Design an ACL authorization checking service
Company: Snowflake
Role: Software Engineer
Category: System Design
Difficulty: hard
Interview Round: Technical Screen
Design a centralized **authorization (ACL) checking service** used by other internal services to decide whether a principal can perform an action on a resource.
### Context
Multiple microservices (e.g., `Orders`, `Docs`, `Billing`) need consistent access control. Instead of each service implementing authorization logic, they call an internal service to evaluate policies.
### Requirements
**Core functionality**
- Provide a decision API: given `(principal, action, resource, context)` return **ALLOW/DENY**.

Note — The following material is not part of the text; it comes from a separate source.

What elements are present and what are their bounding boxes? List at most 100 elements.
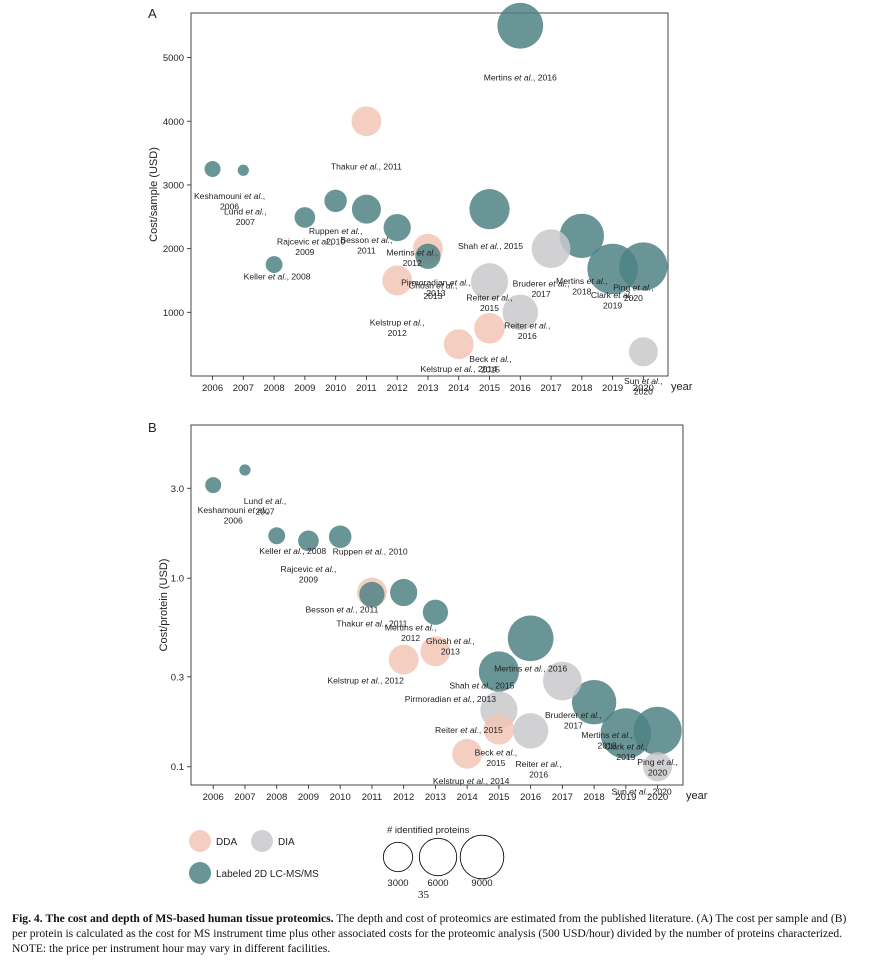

- Support common ACL semantics:
- Principals: users and service accounts.
- Resources: hierarchical resources (e.g., `/orgs/{id}/projects/{id}/docs/{id}`) and non-hierarchical resources.
- Actions: `read`, `write`, `delete`, `admin`, etc.
- Groups/roles (optional) and explicit per-resource grants.
- Default deny; explicit deny should override allow (if you choose to support denies).
- Policy management:
- Create/update/delete policies and group memberships.
- Changes should propagate to authorization decisions quickly.
**Non-functional** (make reasonable assumptions and state them)
- Low latency for checks (e.g., single-digit ms p99 inside a region).
- High availability (e.g., 99.99%+).
- High read-to-write ratio (checks are frequent; policy updates are relatively infrequent).
- Multi-tenant support and isolation.
- Strong security (authn/authz for callers, auditability).
### Deliverables
- High-level architecture and main components.
- API design (check + management APIs).
- Data model for ACLs/roles/groups.
- Caching strategy and consistency/invalidation approach.
- Handling scale, multi-region, failure modes, and security.
- Observability: key metrics and logs/audit trails.
Quick Answer: This question evaluates system design and security architecture skills, focusing on centralized authorization/ACL models, API and data modeling, caching and consistency strategies, scalability, multi-tenant isolation, and operational concerns for low-latency, highly available services in a microservices environment.